The Local Geelong Property Market
It is time to analyse what the recent changes in the economic landscape mean for the local Geelong property market. The two major factors of influence relate to the recent interest rate change and the influence of APRA.
The Reserve Bank of Australia has recently reduced its current cash rate to an all-time low of 1.25%. Most major banks will pass this on, but the major impact that the reduction of rates will have is on consumer spending. The psychological impact is immediate, the initial impact will be felt in the retail sector. Greater confidence means greater spending, and then this is multiplied through the economy. A change in the cash rate impacts individuals in different ways; the areas impacted most include, loans & mortgages; savings and investments and the value of the Australian dollar.
The impact of a reduced cash rate on loans and mortgages can result in the mortgage holder having reduced repayments resulting in more disposable income, and the lower cost of borrowing money might also encourage people to take out loans and purchase property.
The Benefit: more loans being taken out, for higher amounts.
Those that survive off cash investments will be adversely affected by the reduction in rates, and interest on term deposits etc will be reduced. This may see some of this money invested in real estate where a solid return is currently at 4.5%, whereas cash might only earn 1.5%.
The Benefit: increase in the number of buyers, and greater competition for property, resulting in stronger sale values.
The Australian dollar. When interest rates go down, our economy becomes less attractive from foreign investors, and the value of the Australian dollar decreases. If the AUD falls against other currencies, then imports become more expensive, and exports become cheaper. This will generally have a positive impact in terms of economic activity, but it can also lead to inflation, which is when prices rise.
The Benefit: Prices will rise.
At the end of May 2019, the ABC reported that APRA has flagged lowering the minimum interest rate serviceability buffer from 7pc to a level determined by banks and other lenders. What is APRA? The Australian Prudential Regulation Authority (APRA) is an independent statutory authority that supervises institutions across banking; they regulate the banks and the level of lending. For the past four-and-a-half years, APRA has required banks to test prospective borrowers against the higher of either an interest rate of 7 per cent or a 2 per cent “buffer” over the loan’s actual interest rate, to ensure they could meet repayments if rates rise.
The regulator also asked banks to ensure borrowers were “comfortably” above these thresholds, which has meant most banks test whether customers can manage repayments if interest rates hit 7.25 per cent, which is much higher than the actual mortgage rates, currently sitting below 4 per cent for many owner-occupier borrowers.

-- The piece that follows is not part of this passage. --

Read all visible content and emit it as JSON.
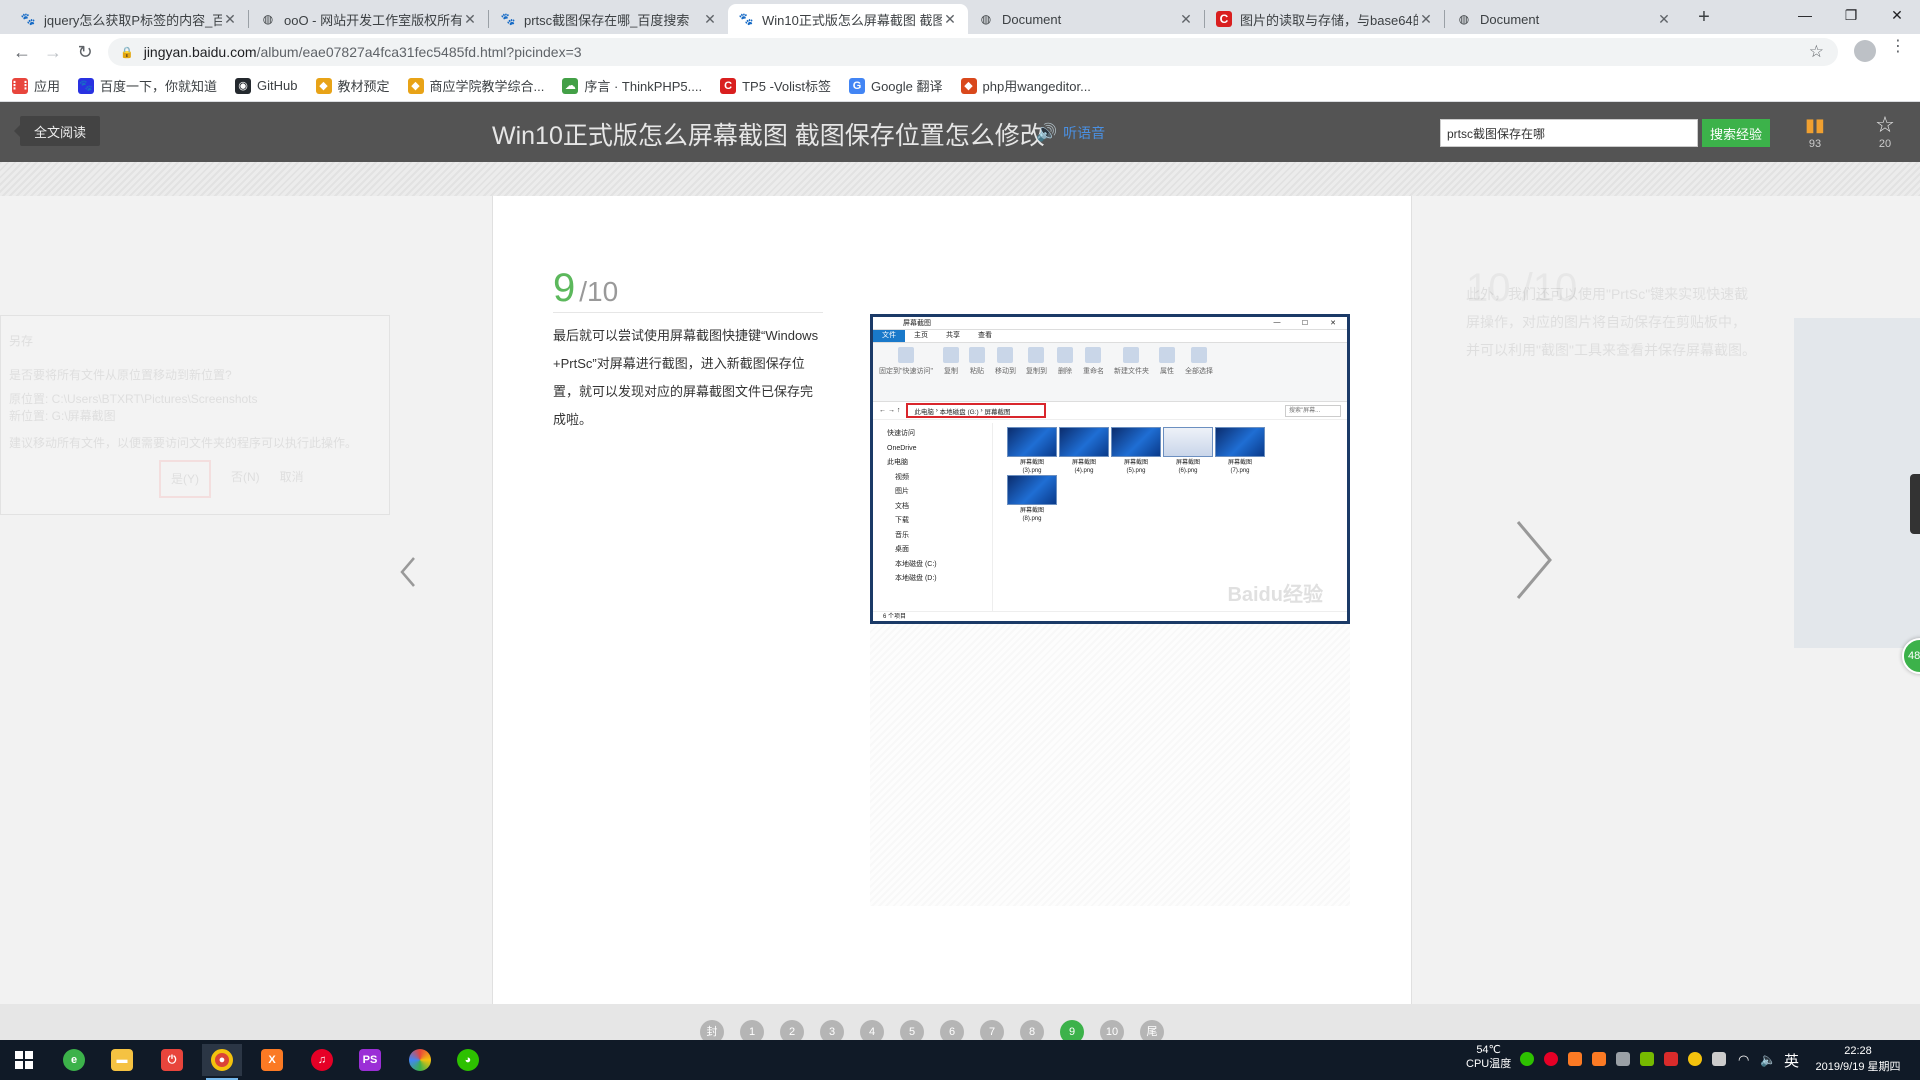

APRA says proposed change gives ‘flexibility’ and in a letter to authorised deposit-taking institutions (ADIs/ Banking institutions), APRA said ADIs could be permitted to review and set their own minimum interest rate floor. However, ADIs would need to apply a mandatory interest rate buffer of 2.5 per cent. For example, a current rate of 3.77% (current ANZ home loan rate), plus the 2.5% buffer would allow servicing to be based on an interest rate of 6.27% instead of 7.25%.
What this means is that the change could see more Australians getting a mortgage, an increase in borrowing capacity for existing mortgage holders, and leveraging their position to secure a better deal with their institution.